Dottie keyed open the door to the town house to a sonic blastwave of Rigoletto playing top volume on the stereo from one of the upper floors, her father’s unfaltering tenor joined in a duet with the soloist, Dottie ascending the stairs and descending ten minutes later on her father’s arm, dressed for Sunday services but wearing a blonde shoulder-length wig and designer sunglasses, everyone behaving with the utmost circumspection, like coddled, overprotected amnesiacs, imminently vulnerable to the wrong word or careless action that might trigger the memory of old grievances, and so they drove to church like any other family carved away by time, incomplete in number and destined for further shrinkage, filing together reverently into their pew on Sunday morning.

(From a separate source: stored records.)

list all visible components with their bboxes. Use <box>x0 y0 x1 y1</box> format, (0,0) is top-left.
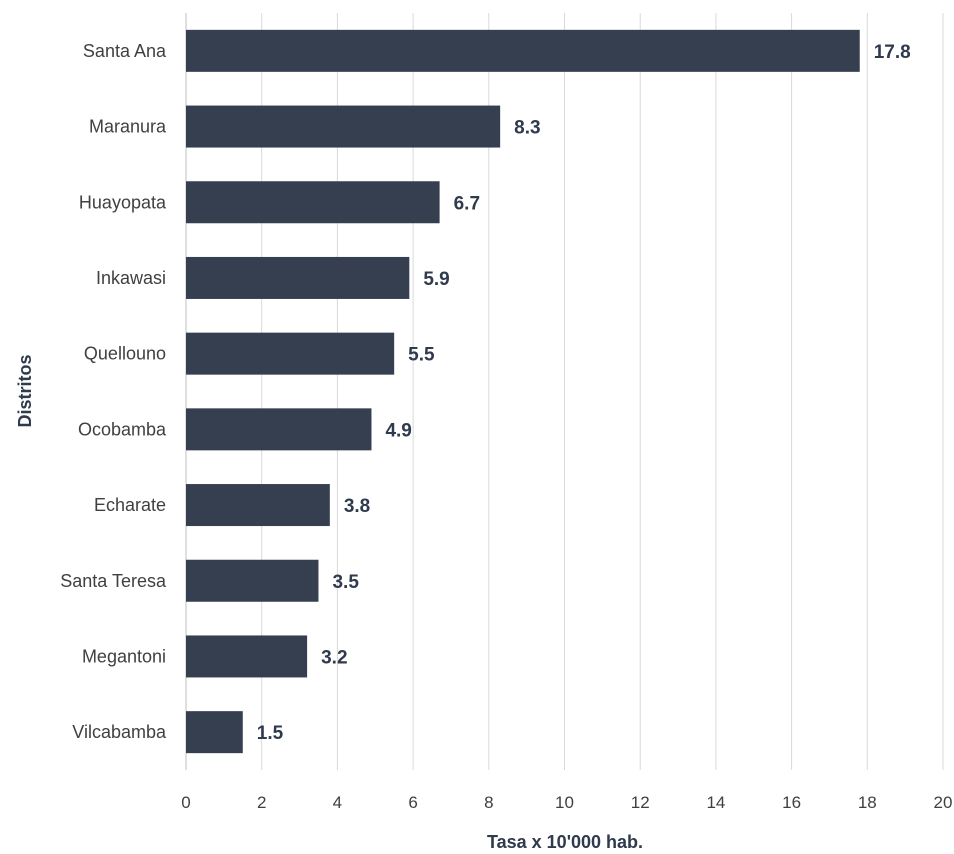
x-tick-label: 12 <box>631 793 650 812</box>
data-labels: 17.8 8.3 6.7 5.9 5.5 4.9 3.8 3.5 3.2 1.5 <box>257 42 911 744</box>
category-label: Megantoni <box>82 646 166 666</box>
data-label: 5.9 <box>423 269 449 290</box>
bars <box>186 29 860 754</box>
data-label: 3.2 <box>321 647 347 668</box>
x-tick-label: 0 <box>181 793 190 812</box>
data-label: 8.3 <box>514 118 540 139</box>
category-labels: Santa Ana Maranura Huayopata Inkawasi Quello… <box>60 41 167 742</box>
x-tick-labels: 0 2 4 6 8 10 12 14 16 18 20 <box>181 793 952 812</box>
category-label: Vilcabamba <box>72 722 167 742</box>
y-axis-title: Distritos <box>15 354 35 427</box>
category-label: Ocobamba <box>78 419 167 439</box>
data-label: 3.5 <box>332 572 359 593</box>
data-label: 5.5 <box>408 345 435 366</box>
category-label: Maranura <box>89 117 167 137</box>
data-label: 4.9 <box>385 420 411 441</box>
category-label: Echarate <box>94 495 166 515</box>
bar <box>186 408 372 451</box>
bar <box>186 559 319 602</box>
bar <box>186 635 308 678</box>
x-tick-label: 10 <box>555 793 574 812</box>
category-label: Quellouno <box>84 344 166 364</box>
bar <box>186 711 243 754</box>
x-tick-label: 16 <box>782 793 801 812</box>
bar <box>186 181 440 224</box>
bar <box>186 105 501 148</box>
category-label: Inkawasi <box>96 268 166 288</box>
bar <box>186 29 860 72</box>
x-axis-title: Tasa x 10'000 hab. <box>487 832 643 852</box>
data-label: 1.5 <box>257 723 284 744</box>
category-label: Huayopata <box>79 192 167 212</box>
x-tick-label: 6 <box>408 793 417 812</box>
x-tick-label: 18 <box>858 793 877 812</box>
data-label: 6.7 <box>454 193 480 214</box>
category-label: Santa Teresa <box>60 571 167 591</box>
bar <box>186 332 395 375</box>
x-tick-label: 2 <box>257 793 266 812</box>
data-label: 3.8 <box>344 496 370 517</box>
x-tick-label: 4 <box>333 793 342 812</box>
category-label: Santa Ana <box>83 41 167 61</box>
x-tick-label: 20 <box>934 793 953 812</box>
bar <box>186 484 330 527</box>
x-tick-label: 14 <box>706 793 725 812</box>
bar <box>186 256 410 299</box>
data-label: 17.8 <box>874 42 911 63</box>
x-tick-label: 8 <box>484 793 493 812</box>
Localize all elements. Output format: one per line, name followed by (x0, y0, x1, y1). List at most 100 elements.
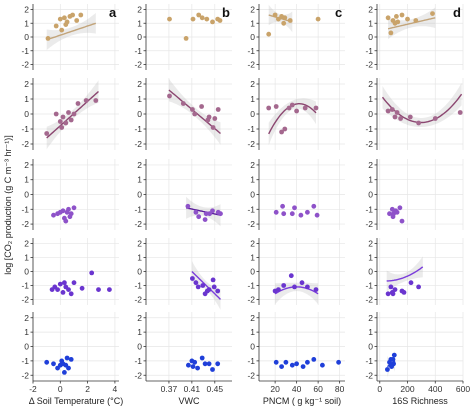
y-tick-label: -1 (365, 124, 373, 134)
data-point (398, 116, 403, 121)
y-tick-label: -2 (21, 219, 29, 229)
data-point (193, 280, 199, 286)
data-point (266, 31, 272, 37)
data-point (266, 105, 272, 111)
y-tick-label: -1 (247, 204, 255, 214)
y-tick-label: 1 (24, 18, 29, 28)
data-point (78, 12, 84, 18)
data-point (57, 16, 63, 22)
x-tick-label: 400 (428, 384, 442, 394)
data-point (432, 116, 438, 121)
data-point (207, 211, 213, 217)
data-point (416, 120, 421, 126)
data-point (71, 280, 77, 286)
y-tick-label: 0 (24, 190, 29, 200)
y-tick-label: -1 (21, 46, 29, 56)
data-point (204, 16, 210, 22)
data-point (183, 36, 189, 41)
data-point (195, 284, 201, 290)
x-tick-label: 4 (113, 384, 118, 394)
y-tick-label: 1 (24, 94, 29, 104)
data-point (185, 203, 191, 209)
data-point (394, 110, 400, 115)
y-tick-label: 1 (368, 327, 373, 337)
y-tick-label: -2 (247, 139, 255, 149)
data-point (210, 367, 215, 372)
data-point (60, 114, 66, 120)
y-tick-label: 2 (368, 239, 373, 249)
data-point (320, 362, 325, 368)
data-point (190, 364, 196, 369)
data-point (66, 365, 71, 371)
x-tick-label: 0.41 (184, 384, 201, 394)
y-tick-label: -1 (21, 204, 29, 214)
panel-r0-c0: -2 -1 0 1 2 a (21, 4, 119, 70)
data-point (44, 131, 50, 136)
panel-r4-c2: -2 -1 0 1 2 20 40 60 80 PNCM ( g kg⁻¹ soil) (247, 312, 345, 406)
data-point (387, 211, 392, 217)
data-point (53, 23, 59, 29)
data-point (210, 125, 216, 130)
fit-line (46, 22, 97, 41)
data-r0-c3 (385, 7, 436, 40)
data-point (193, 209, 199, 215)
y-tick-label: 0 (250, 342, 255, 352)
y-tick-label: 2 (137, 5, 142, 15)
data-point (186, 362, 191, 368)
panel-r2-c3: -2 -1 0 1 2 (365, 159, 464, 230)
data-point (190, 16, 196, 22)
data-point (66, 110, 71, 115)
data-point (51, 361, 56, 367)
data-point (67, 214, 73, 220)
data-point (388, 362, 394, 368)
panel-letter: a (109, 5, 117, 20)
y-tick-label: 1 (24, 253, 29, 263)
data-point (385, 291, 391, 297)
data-r3-c0 (49, 270, 112, 297)
y-tick-label: 2 (24, 79, 29, 89)
y-tick-label: 1 (250, 175, 255, 185)
y-tick-label: 0 (250, 109, 255, 119)
data-point (281, 283, 287, 288)
data-point (302, 105, 308, 111)
panel-r3-c2: -2 -1 0 1 2 (247, 238, 345, 305)
data-point (210, 208, 215, 214)
data-point (57, 119, 63, 124)
data-point (211, 284, 217, 290)
data-r1-c0 (44, 80, 99, 150)
data-point (62, 15, 67, 21)
data-point (192, 111, 198, 117)
data-point (71, 205, 77, 211)
x-axis-label: PNCM ( g kg⁻¹ soil) (263, 396, 341, 406)
data-point (399, 12, 405, 18)
data-point (202, 217, 208, 223)
panel-r4-c1: -2 -1 0 1 2 0.37 0.41 0.45 VWC (134, 312, 232, 406)
data-point (196, 214, 202, 220)
y-tick-label: 1 (24, 175, 29, 185)
data-point (195, 365, 201, 371)
data-point (457, 110, 463, 115)
data-point (281, 20, 287, 26)
y-tick-label: 2 (24, 5, 29, 15)
y-tick-label: 2 (250, 5, 255, 15)
data-point (405, 16, 410, 22)
data-r0-c1 (167, 12, 223, 41)
y-tick-label: 1 (368, 18, 373, 28)
data-point (401, 290, 407, 295)
y-tick-label: 1 (368, 253, 373, 263)
data-point (89, 270, 95, 276)
y-tick-label: 2 (368, 79, 373, 89)
data-point (300, 364, 306, 369)
data-r4-c3 (385, 350, 397, 378)
data-point (287, 18, 293, 23)
y-tick-label: -2 (21, 370, 29, 380)
y-tick-label: 1 (137, 94, 142, 104)
data-point (205, 117, 211, 123)
fit-line (191, 271, 221, 300)
x-tick-label: 200 (400, 384, 414, 394)
data-point (70, 12, 75, 18)
data-point (190, 276, 195, 281)
data-point (210, 277, 216, 283)
data-point (385, 367, 390, 372)
panel-r1-c1: -2 -1 0 1 2 (134, 78, 232, 150)
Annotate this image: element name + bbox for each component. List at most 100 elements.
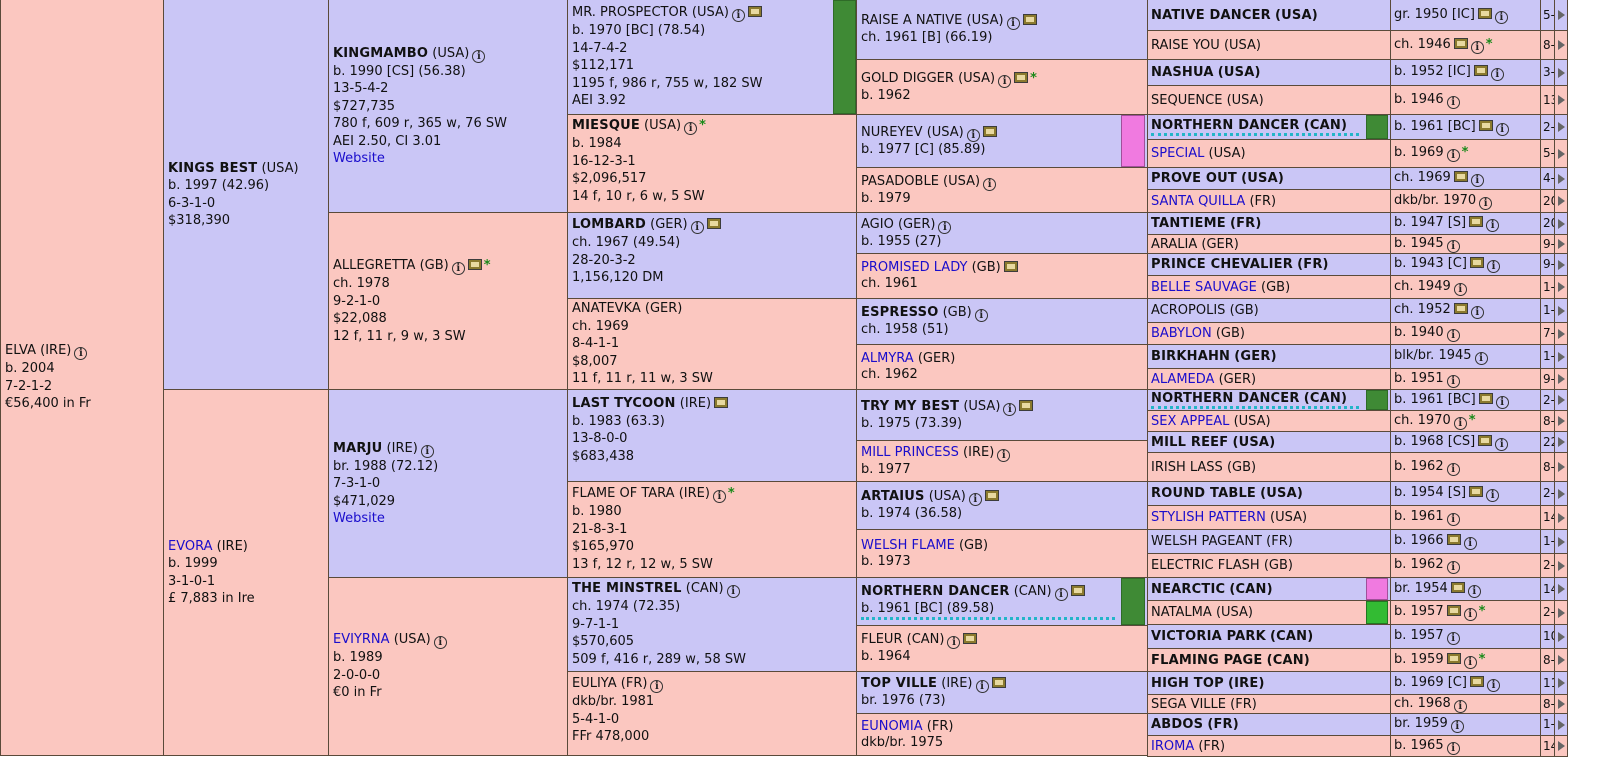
expand-arrow-icon[interactable]	[1554, 167, 1568, 190]
horse-name[interactable]: ARALIA	[1151, 236, 1198, 252]
info-icon[interactable]	[1453, 416, 1467, 430]
info-icon[interactable]	[1486, 260, 1500, 273]
dam-name[interactable]: EVORA	[168, 538, 213, 554]
expand-arrow-icon[interactable]	[1554, 298, 1568, 323]
info-icon[interactable]	[1470, 174, 1484, 187]
info-icon[interactable]	[975, 680, 989, 693]
photo-icon[interactable]	[1446, 534, 1461, 545]
info-icon[interactable]	[1495, 395, 1509, 409]
expand-arrow-icon[interactable]	[1554, 577, 1568, 601]
expand-arrow-icon[interactable]	[1554, 368, 1568, 390]
photo-icon[interactable]	[1453, 303, 1468, 314]
horse-name[interactable]: PROMISED LADY	[861, 260, 968, 275]
horse-name[interactable]: EVIYRNA	[333, 632, 390, 648]
horse-name[interactable]: TRY MY BEST	[861, 398, 960, 414]
info-icon[interactable]	[731, 9, 745, 22]
info-icon[interactable]	[1446, 741, 1460, 755]
info-icon[interactable]	[1486, 489, 1500, 502]
info-icon[interactable]	[1446, 149, 1460, 162]
photo-icon[interactable]	[1014, 71, 1029, 83]
expand-arrow-icon[interactable]	[1554, 59, 1568, 86]
horse-name[interactable]: ACROPOLIS	[1151, 303, 1226, 318]
info-icon[interactable]	[1054, 587, 1068, 601]
info-icon[interactable]	[650, 680, 664, 693]
horse-name[interactable]: WELSH FLAME	[861, 537, 955, 553]
horse-name[interactable]: ALLEGRETTA	[333, 258, 416, 273]
expand-arrow-icon[interactable]	[1554, 713, 1568, 736]
horse-name[interactable]: TOP VILLE	[861, 676, 938, 691]
photo-icon[interactable]	[706, 218, 721, 229]
info-icon[interactable]	[712, 490, 726, 503]
info-icon[interactable]	[1446, 239, 1460, 253]
horse-name[interactable]: FLEUR	[861, 632, 903, 647]
photo-icon[interactable]	[1003, 261, 1018, 272]
horse-name[interactable]: FLAME OF TARA	[572, 486, 675, 501]
horse-name[interactable]: NORTHERN DANCER	[1151, 118, 1300, 133]
horse-name[interactable]: ESPRESSO	[861, 305, 939, 320]
expand-arrow-icon[interactable]	[1554, 505, 1568, 530]
info-icon[interactable]	[1495, 122, 1509, 136]
expand-arrow-icon[interactable]	[1554, 30, 1568, 60]
horse-name[interactable]: SANTA QUILLA	[1151, 193, 1246, 209]
photo-icon[interactable]	[1070, 584, 1085, 596]
info-icon[interactable]	[1479, 196, 1493, 210]
photo-icon[interactable]	[963, 633, 978, 644]
photo-icon[interactable]	[1446, 652, 1461, 664]
info-icon[interactable]	[1494, 10, 1508, 24]
expand-arrow-icon[interactable]	[1554, 648, 1568, 672]
expand-arrow-icon[interactable]	[1554, 85, 1568, 115]
expand-arrow-icon[interactable]	[1554, 344, 1568, 369]
info-icon[interactable]	[1495, 437, 1509, 451]
info-icon[interactable]	[1446, 329, 1460, 342]
horse-name[interactable]: ANATEVKA	[572, 301, 641, 316]
info-icon[interactable]	[1446, 561, 1460, 574]
horse-name[interactable]: NEARCTIC	[1151, 581, 1226, 597]
photo-icon[interactable]	[467, 259, 482, 270]
horse-name[interactable]: NORTHERN DANCER	[861, 583, 1010, 599]
expand-arrow-icon[interactable]	[1554, 189, 1568, 213]
photo-icon[interactable]	[991, 677, 1006, 688]
horse-name[interactable]: TANTIEME	[1151, 216, 1226, 231]
expand-arrow-icon[interactable]	[1554, 624, 1568, 649]
horse-name[interactable]: BIRKHAHN	[1151, 349, 1231, 364]
expand-arrow-icon[interactable]	[1554, 234, 1568, 254]
info-icon[interactable]	[983, 177, 997, 191]
horse-name[interactable]: EUNOMIA	[861, 718, 923, 734]
info-icon[interactable]	[690, 221, 704, 234]
expand-arrow-icon[interactable]	[1554, 481, 1568, 506]
photo-icon[interactable]	[747, 6, 762, 17]
horse-name[interactable]: PASADOBLE	[861, 173, 939, 189]
horse-name[interactable]: SPECIAL	[1151, 146, 1205, 161]
horse-name[interactable]: NORTHERN DANCER	[1151, 391, 1300, 406]
horse-name[interactable]: VICTORIA PARK	[1151, 629, 1266, 644]
horse-name[interactable]: RAISE A NATIVE	[861, 13, 963, 28]
horse-name[interactable]: LOMBARD	[572, 217, 646, 232]
horse-name[interactable]: SEGA VILLE	[1151, 696, 1226, 712]
info-icon[interactable]	[968, 493, 982, 506]
info-icon[interactable]	[966, 128, 980, 142]
info-icon[interactable]	[1003, 402, 1017, 416]
info-icon[interactable]	[726, 585, 740, 598]
expand-arrow-icon[interactable]	[1554, 735, 1568, 757]
expand-arrow-icon[interactable]	[1554, 275, 1568, 299]
horse-name[interactable]: MIESQUE	[572, 118, 640, 133]
horse-name[interactable]: STYLISH PATTERN	[1151, 510, 1266, 525]
info-icon[interactable]	[938, 220, 952, 234]
info-icon[interactable]	[1463, 608, 1477, 621]
horse-name[interactable]: IROMA	[1151, 738, 1195, 754]
info-icon[interactable]	[1490, 68, 1504, 81]
expand-arrow-icon[interactable]	[1554, 114, 1568, 140]
info-icon[interactable]	[420, 444, 434, 458]
photo-icon[interactable]	[1019, 399, 1034, 411]
horse-name[interactable]: MILL REEF	[1151, 434, 1229, 450]
info-icon[interactable]	[998, 74, 1012, 88]
expand-arrow-icon[interactable]	[1554, 253, 1568, 276]
horse-name[interactable]: ELECTRIC FLASH	[1151, 558, 1260, 573]
photo-icon[interactable]	[1453, 37, 1468, 49]
info-icon[interactable]	[1470, 40, 1484, 54]
info-icon[interactable]	[1486, 678, 1500, 692]
info-icon[interactable]	[451, 262, 465, 275]
horse-name[interactable]: BABYLON	[1151, 326, 1212, 341]
photo-icon[interactable]	[1446, 605, 1461, 616]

Ev, Chambers stage-whispered, offhanded, wickedly, into Burnette’s ear, stepping close with jaunty arrogance as they walked back out into the sunshine an hour later. You fucking my daughter? He chuckled, one cocksman to another, and clapped Eville on the back and said, You lucky dog, and Eville gritted his teeth and impulsively placed his open hand on Chambers’s chest, over his gold necktie, his hand there and gone in an instant but the line irrevocably crossed, the slightest push of insolence, warning the undersecretary to never speak to him this way again.
Or you will strike me down, Ev? asked Chambers, his head tilted with a taunt of gleaming interest, and Burnette said, Yes, sir.
Dottie, ahead of them, turned around gaily and asked, What are you guys laughing about? and Eville, his face blanched and rigid, said, I’m not laughing, am I? But she laughed herself, scanning their confrontational expressions, ignoring them with a smirk, continuing to the car, not about to step between them.
They went to the Joshua Tree for brunch, an Agency hangout in McLean, where the undersecretary spent much of his time table-hopping among his fellow suits and their fleshy accessories,
the painted wives sipping mimosas, big-haired ladies smelling of Paris, his clubhouse laugh of affability bubbling through the atmospheric clatter.
He’s like the fucking mayor, isn’t he, said Eville.